O TPI emitiu neste mês um mandado de prisão contra Putin como suposto responsável pela deportação ilegal de crianças e sua transferência de áreas ocupadas na Ucrânia para a Rússia, o que configura um crime de guerra sob o Estatuto de Roma, o tratado fundacional do tribunal, que foi assinado por 123 países.
Após o anúncio do TPI, o alto representante da União Europeia (UE) para Relações Exteriores, Josep Borrell, ressaltou que, a partir de agora, Putin pode ser detido “imediatamente” em “mais de 130 países”.
A Hungria não incorporou o Estatuto de Roma, documento fundador do TPI, em sua legislação por mais de 20 anos, apesar de tê-lo assinado em 1998 e posteriormente ratificado.
O governo húngaro de Viktor Orbán, considerado o principal aliado de Moscou na UE e no poder desde 2002, também não tomou medidas para incorporá-lo formalmente ao corpo jurídico do país.
Nesta quinta-feira, Gulyás declarou que o estatuto do TPI é parcialmente incompatível com a Constituição húngara.
“O governo não se pronunciou sobre o mandado de prisão contra Putin”, lembrou o ministro, acrescentando que a decisão do tribunal internacional contra Putin “não favorece a paz”.
A Hungria, membro da OTAN e da UE, recusa-se a enviar armas para a Ucrânia e proibiu o transporte através do seu território de material militar destinado ao país vizinho atacado.
África do Sul
Por sua vez, a ministra das Relações Internacionais da África do Sul, Naledi Pandor, confirmou nesta quinta-feira que seu país convidou Putin a participar em agosto da Cúpula dos Brics, apesar de ser alvo do mandado de detenção emitido pelo TPI.
“O presidente Putin é um dos líderes dos Brics e está convidado para a cúpula, embora eu ache que o mandado do TPI é motivo de preocupação”, disse Pandor a jornalistas em Pretória, durante uma visita oficial à África do Sul dos reis da Bélgica, Philippe e Mathilde.
Como membro do TPI, a África do Sul, que sediará a cúpula dos chefes de Estado e de governo do bloco em Durban em agosto, é obrigada a cooperar na prisão de Putin.
“Devemos ter uma discussão com o gabinete [do governo sul-africano] para decidir como vamos agir”, declarou a chanceler, cujo país ocupa a presidência rotativa dos Brics este ano, indicando que esse debate ocorrerá o mais breve possível.
A titular de Exteriores fez o comentário depois que a Rússia afirmou que confia na África do Sul para garantir um trabalho eficaz para todos os países e seus representantes na cúpula.
“Já mencionei em outras ocasiões o problema dos padrões duplos nos assuntos globais. Existem muitos outros países que estiveram envolvidos em guerras, invasões de territórios, assassinatos de pessoas e prisões de ativistas, mas nenhum deles foi alvo do TPI”, acrescentou Pandor.

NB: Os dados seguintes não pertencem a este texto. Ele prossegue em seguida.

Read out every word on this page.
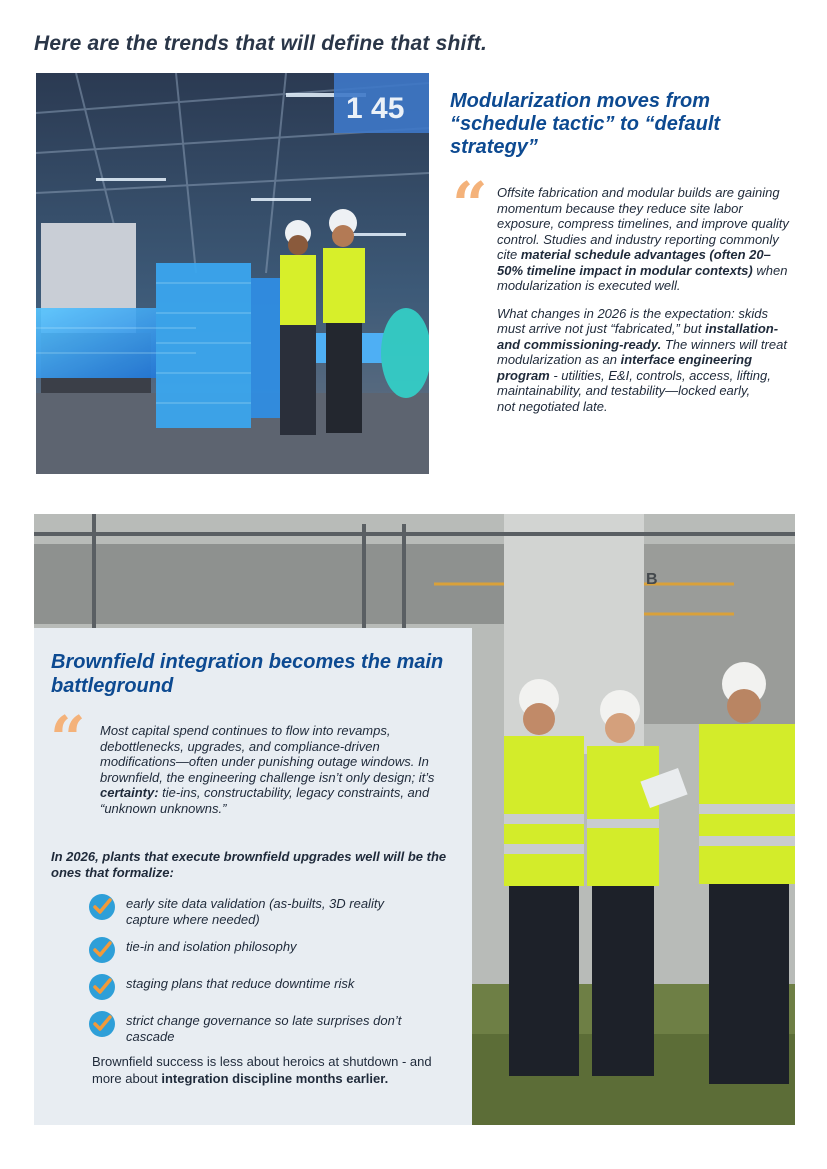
Here are the trends that will define that shift.
1 45 Modularization moves from “schedule tactic” to “default strategy”
“ Offsite fabrication and modular builds are gaining momentum because they reduce site labor exposure, compress timelines, and improve quality control. Studies and industry reporting commonly cite material schedule advantages (often 20–50% timeline impact in modular contexts) when modularization is executed well.

What changes in 2026 is the expectation: skids must arrive not just “fabricated,” but installation- and commissioning-ready. The winners will treat modularization as an interface engineering program - utilities, E&I, controls, access, lifting, maintainability, and testability—locked early,
not negotiated late.

B
Brownfield integration becomes the main battleground
“ Most capital spend continues to flow into revamps, debottlenecks, upgrades, and compliance-driven modifications—often under punishing outage windows. In brownfield, the engineering challenge isn’t only design; it’s certainty: tie-ins, constructability, legacy constraints, and “unknown unknowns.”

In 2026, plants that execute brownfield upgrades well will be the ones that formalize:

early site data validation (as-builts, 3D reality capture where needed)
tie-in and isolation philosophy
staging plans that reduce downtime risk
strict change governance so late surprises don’t cascade

Brownfield success is less about heroics at shutdown - and more about integration discipline months earlier.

Além disso, a chefe da diplomacia sul-africana opinou que “parece que se você é poderoso e goza de um determinado status na comunidade internacional, pode escapar e isso nos preocupa porque obscurece a objetividade do TPI enquanto árbitro justo”.
Em junho de 2015, o Executivo sul-africano se viu em situação semelhante quando o então presidente do Sudão, Omar Al Bashir, que era alvo de um mandado de prisão por genocídio, crimes de guerra e crimes contra a humanidade, participou de uma cúpula da União Africana (UA) em Johanesburgo.
Pretória alegou que não poderia prender Al Bashir devido à sua imunidade diplomática como chefe de Estado e permitiu que desembarcasse no país, mas o presidente voltou ao Sudão em menos de 48 horas para evitar problemas com a Justiça, que, obedecendo ao TPI, ordenou sua prisão.
O tribunal internacional decidiu meses depois abrir um processo contra a África do Sul por falta de colaboração, mas em 2017 recusou-se a submeter a situação ao Conselho de Segurança da ONU para proteger uma futura cooperação com o país africano.
A África do Sul declarou no ano passado que adotaria uma posição neutra sobre a guerra na Ucrânia, apelando ao diálogo e à diplomacia para resolver o conflito.
Esta posição está não apenas ligada ao papel estratégico político e econômico que Moscou tem em alguns países africanos, mas também a razões históricas, como o apoio russo aos movimentos anticoloniais e outros do século XX, como a luta contra o regime segregacionista do apartheid.
Brasil, Rússia, Índia e China criaram o grupo Bric em 2006, ao qual a África do Sul se juntou em 2010, acrescentando a letra S (do inglês South Africa) à sigla atual.